Los Angeles - Lindsay Lohan (29, "Canyons") hat nicht wenige Skandale hinter sich, doch einen Vorwurf wollte sie offenbar nicht auf sich sitzen lassen: Die Schauspielerin hatte eine Verleumdungsklage gegen den Sender Fox News Channel eingereicht, da 2014 eine Kommentatorin in einer Sendung behauptet hatte, Lohan würde zusammen mit ihrer Mutter koksen. Der Richter wies die Klage nun mit den Worten "Die Wahrheit ist eine Verteidigung" ab, wie das Klatschportal "TMZ" berichtet.
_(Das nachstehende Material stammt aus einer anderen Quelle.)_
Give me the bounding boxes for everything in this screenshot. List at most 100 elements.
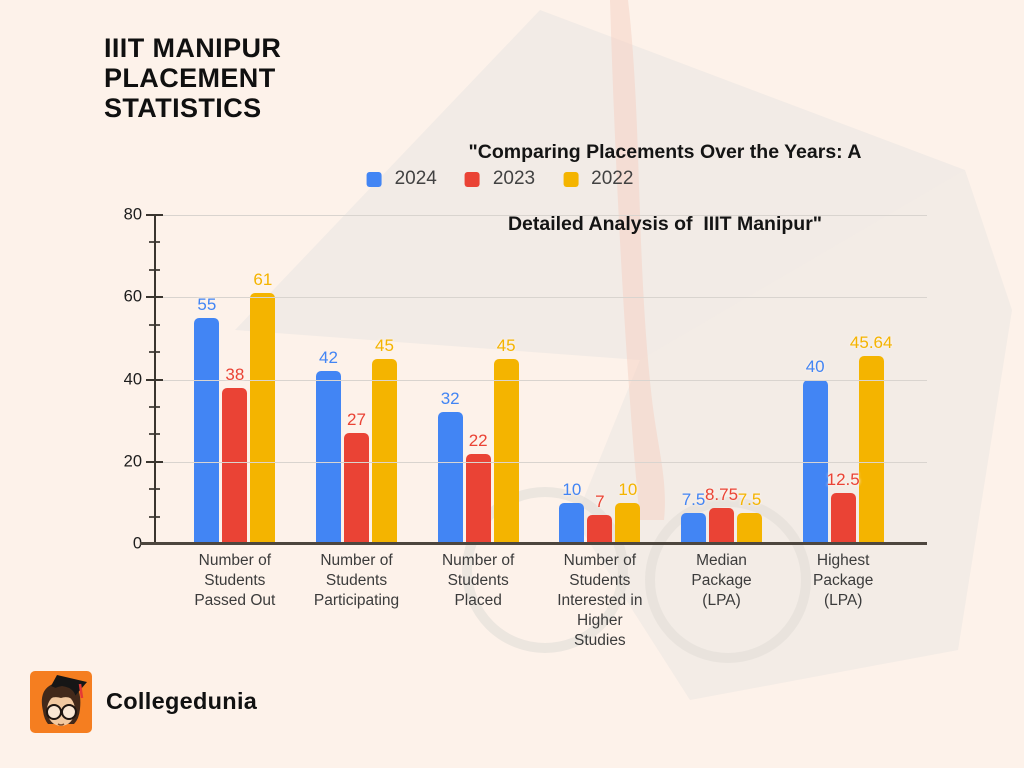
legend-swatch [464, 171, 480, 187]
page-title-line1: IIIT MANIPUR [104, 33, 282, 63]
bar-2023 [344, 432, 369, 544]
bar-with-label: 61 [250, 215, 276, 544]
legend-item-2022: 2022 [563, 168, 633, 190]
bar-2023 [830, 492, 856, 544]
collegedunia-logo [30, 671, 92, 733]
bar-value-label: 12.5 [826, 469, 860, 489]
page-title-line2: PLACEMENT [104, 63, 276, 93]
bar-2022 [615, 502, 641, 544]
y-axis-tick [146, 378, 163, 381]
y-axis-tick-label: 0 [132, 534, 142, 553]
y-axis-minor-tick [149, 488, 160, 491]
y-axis-tick-label: 60 [123, 287, 142, 306]
gridline [154, 379, 927, 381]
mascot-icon [41, 675, 87, 726]
bar-with-label: 45 [493, 215, 519, 544]
bar-value-label: 45 [496, 335, 516, 355]
bar-2024 [681, 513, 707, 544]
y-axis-minor-tick [149, 351, 160, 354]
bar-2022 [372, 358, 397, 544]
bar-groups-row: 55 38 61 42 27 45 32 22 45 10 7 10 7.5 8.75 7.5 40 12.5 4… [154, 215, 927, 544]
bar-value-label: 32 [440, 389, 460, 409]
x-axis-category: Number of Students Passed Out [174, 551, 296, 651]
bar-value-label: 7.5 [737, 490, 762, 510]
bar-2023 [587, 515, 613, 544]
bar-with-label: 55 [194, 215, 220, 544]
bar-group: 7.5 8.75 7.5 [661, 215, 783, 544]
bar-2024 [437, 412, 463, 544]
bar-value-label: 10 [562, 479, 582, 499]
bar-2024 [316, 371, 341, 544]
bar-value-label: 55 [197, 294, 217, 314]
bar-value-label: 40 [805, 356, 825, 376]
bar-with-label: 38 [222, 215, 248, 544]
y-axis-tick [146, 296, 163, 299]
bar-with-label: 42 [316, 215, 341, 544]
bar-2022 [737, 513, 763, 544]
page-subtitle-line1: "Comparing Placements Over the Years: A [468, 141, 862, 163]
legend-item-2023: 2023 [464, 168, 535, 190]
bar-value-label: 7.5 [681, 490, 706, 510]
page-subtitle-line2: Detailed Analysis of IIIT Manipur" [507, 213, 823, 235]
legend-label: 2022 [591, 168, 634, 189]
bar-with-label: 45.64 [850, 215, 892, 544]
x-axis-category-label: Median Package (LPA) [691, 552, 752, 609]
bar-value-label: 8.75 [704, 485, 739, 505]
bar-group: 32 22 45 [417, 215, 539, 544]
gridline [154, 297, 927, 299]
bar-with-label: 22 [465, 215, 491, 544]
brand-name: Collegedunia [106, 688, 258, 714]
x-axis-category: Number of Students Participating [296, 551, 418, 651]
x-axis-category: Number of Students Interested in Higher … [539, 551, 661, 651]
bar-2022 [858, 356, 884, 544]
chart-legend: 2024 2023 2022 [366, 168, 633, 190]
page-title: IIIT MANIPUR PLACEMENT STATISTICS [104, 33, 281, 123]
bar-with-label: 12.5 [827, 215, 860, 544]
bar-2023 [465, 453, 491, 544]
y-axis-tick [146, 460, 163, 463]
x-axis-category-label: Number of Students Placed [441, 552, 515, 609]
x-axis-category-label: Number of Students Passed Out [194, 552, 276, 609]
bar-2022 [250, 293, 276, 544]
y-axis-minor-tick [149, 405, 160, 408]
bar-value-label: 38 [225, 364, 245, 384]
legend-swatch [366, 171, 382, 187]
y-axis-minor-tick [149, 515, 160, 518]
bar-with-label: 7.5 [737, 215, 763, 544]
y-axis-tick-label: 20 [123, 452, 142, 471]
chart-plot-area: 55 38 61 42 27 45 32 22 45 10 7 10 7.5 8.75 7.5 40 12.5 4… [124, 206, 927, 553]
bar-value-label: 22 [468, 430, 488, 450]
bar-value-label: 42 [319, 348, 338, 368]
x-axis-category-label: Number of Students Interested in Higher … [557, 552, 643, 649]
gridline [154, 215, 927, 216]
x-axis-baseline [140, 542, 927, 545]
bar-value-label: 45 [375, 335, 394, 355]
legend-swatch [563, 171, 579, 187]
bar-group: 10 7 10 [539, 215, 661, 544]
x-axis-category-label: Number of Students Participating [313, 552, 400, 609]
bar-with-label: 32 [437, 215, 463, 544]
gridline [154, 461, 927, 463]
bar-with-label: 7.5 [681, 215, 707, 544]
bar-with-label: 8.75 [705, 215, 738, 544]
bar-value-label: 27 [347, 409, 366, 429]
bar-with-label: 7 [587, 215, 613, 544]
x-axis-category: Number of Students Placed [417, 551, 539, 651]
y-axis-minor-tick [149, 433, 160, 436]
y-axis-minor-tick [149, 323, 160, 326]
bar-group: 42 27 45 [296, 215, 418, 544]
bar-2024 [559, 502, 585, 544]
y-axis-tick-label: 80 [123, 205, 142, 224]
x-axis-labels-row: Number of Students Passed Out Number of S… [154, 551, 927, 651]
bar-2023 [709, 508, 735, 544]
bar-2022 [493, 358, 519, 544]
bar-with-label: 45 [372, 215, 397, 544]
y-axis-minor-tick [149, 241, 160, 244]
x-axis-category-label: Highest Package (LPA) [813, 552, 874, 609]
legend-item-2024: 2024 [366, 168, 437, 190]
page-title-line3: STATISTICS [104, 93, 262, 123]
bar-with-label: 27 [344, 215, 369, 544]
x-axis-category: Highest Package (LPA) [782, 551, 904, 651]
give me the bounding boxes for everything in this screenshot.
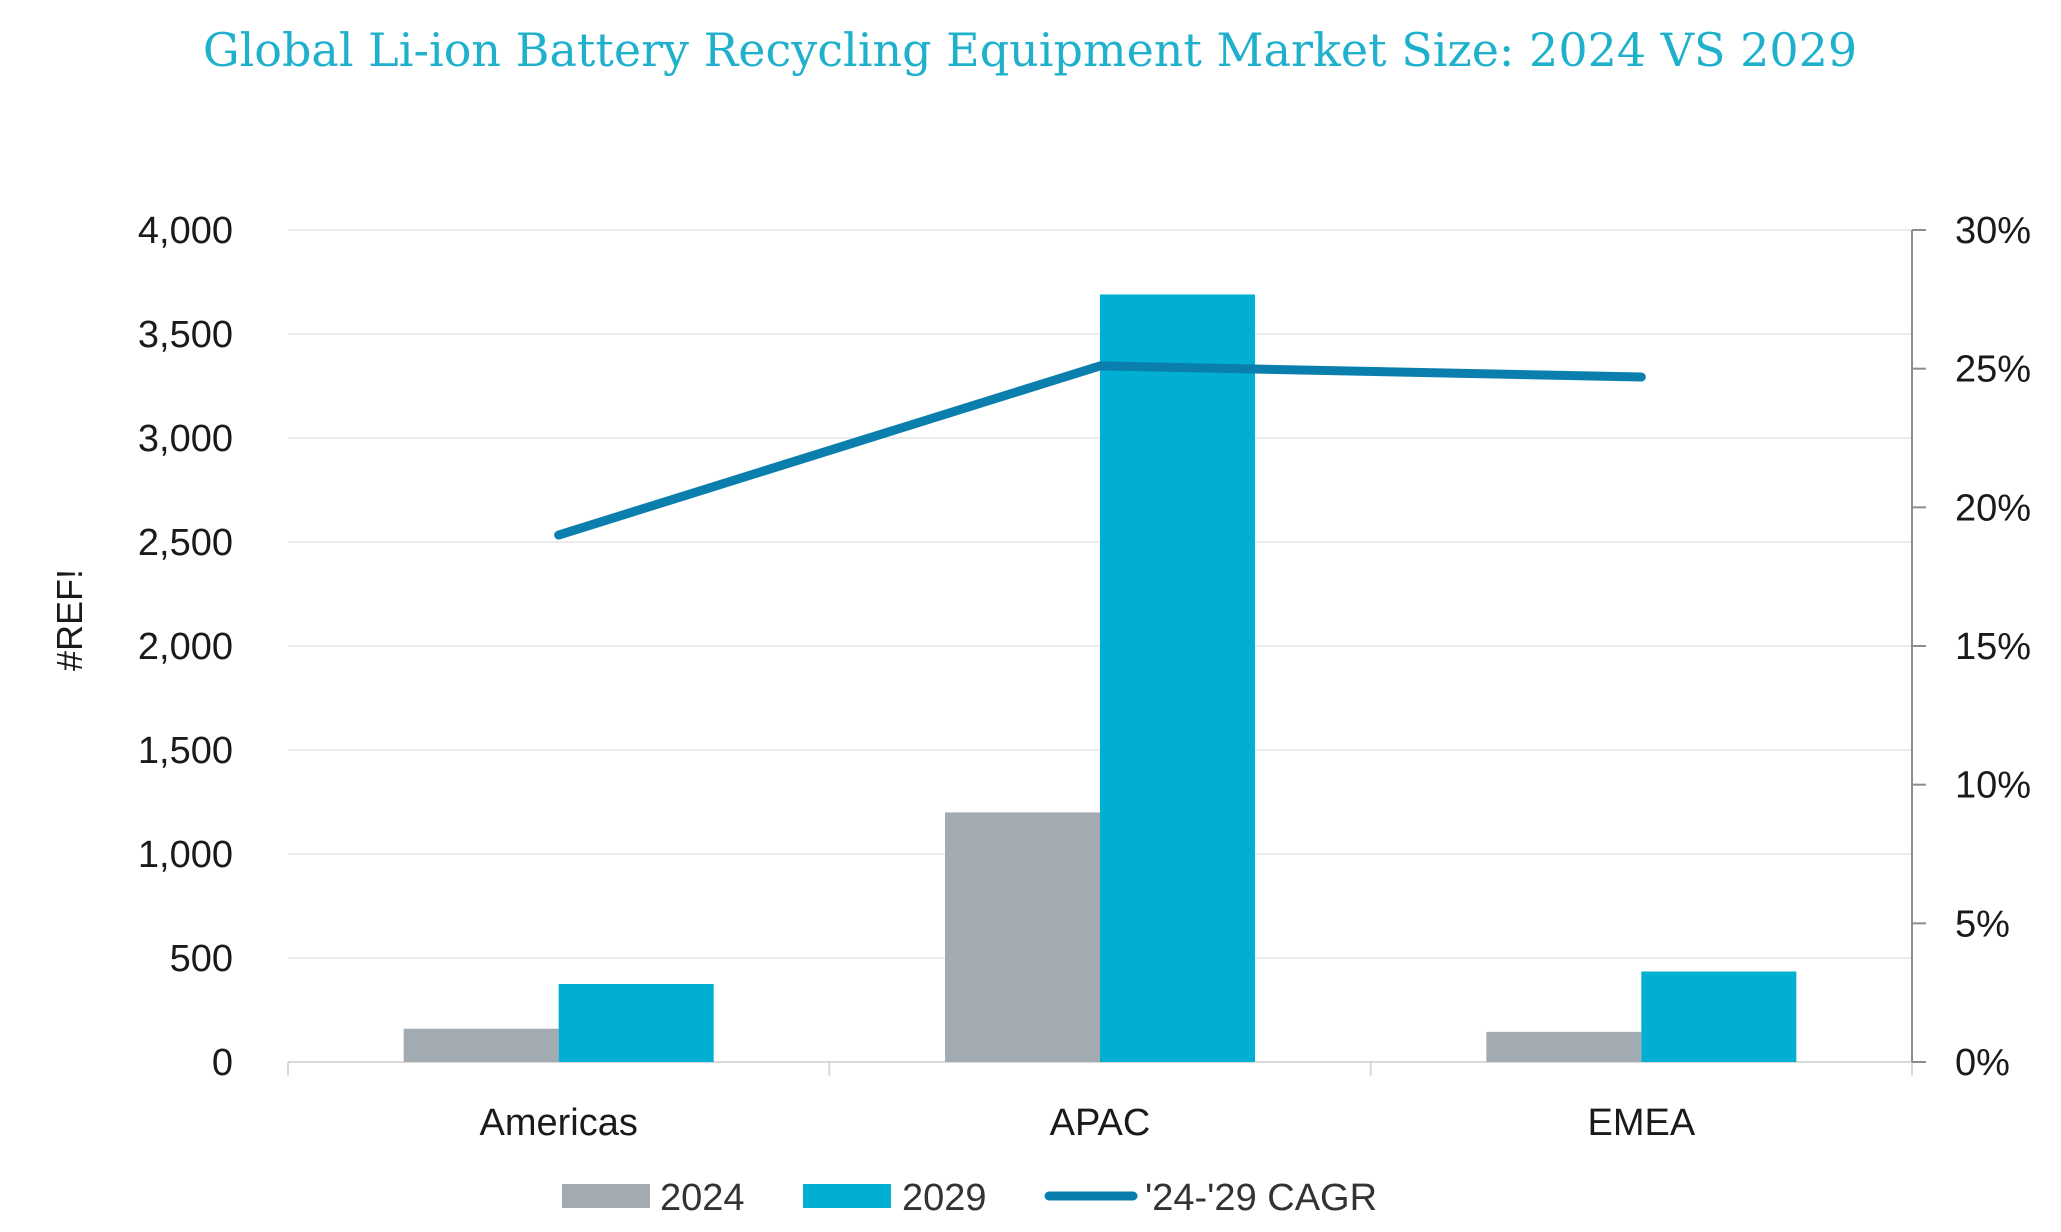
category-label: EMEA (1587, 1102, 1695, 1144)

Vor Gericht ziehen Sie an einem Strang, doch ansonsten steht es um die Beziehung zwischen Lindsay Lohan und ihrer Mutter nicht zum Besten. Mehr darüber bei MyVideo

Auch eine Klage ihrer Mutter Dina (53) aus demselben Anlass wurde abgewiesen. Lohan hatte selbst in der Vergangenheit zugegeben, Kokain zumindest ausprobiert zu haben. Außerdem ist die Aufzeichnung eines Anrufes Lohans an ihren Vater bekannt, in dem sie während eines Streits erklärte, dass ihre Mutter auf Kokain sei.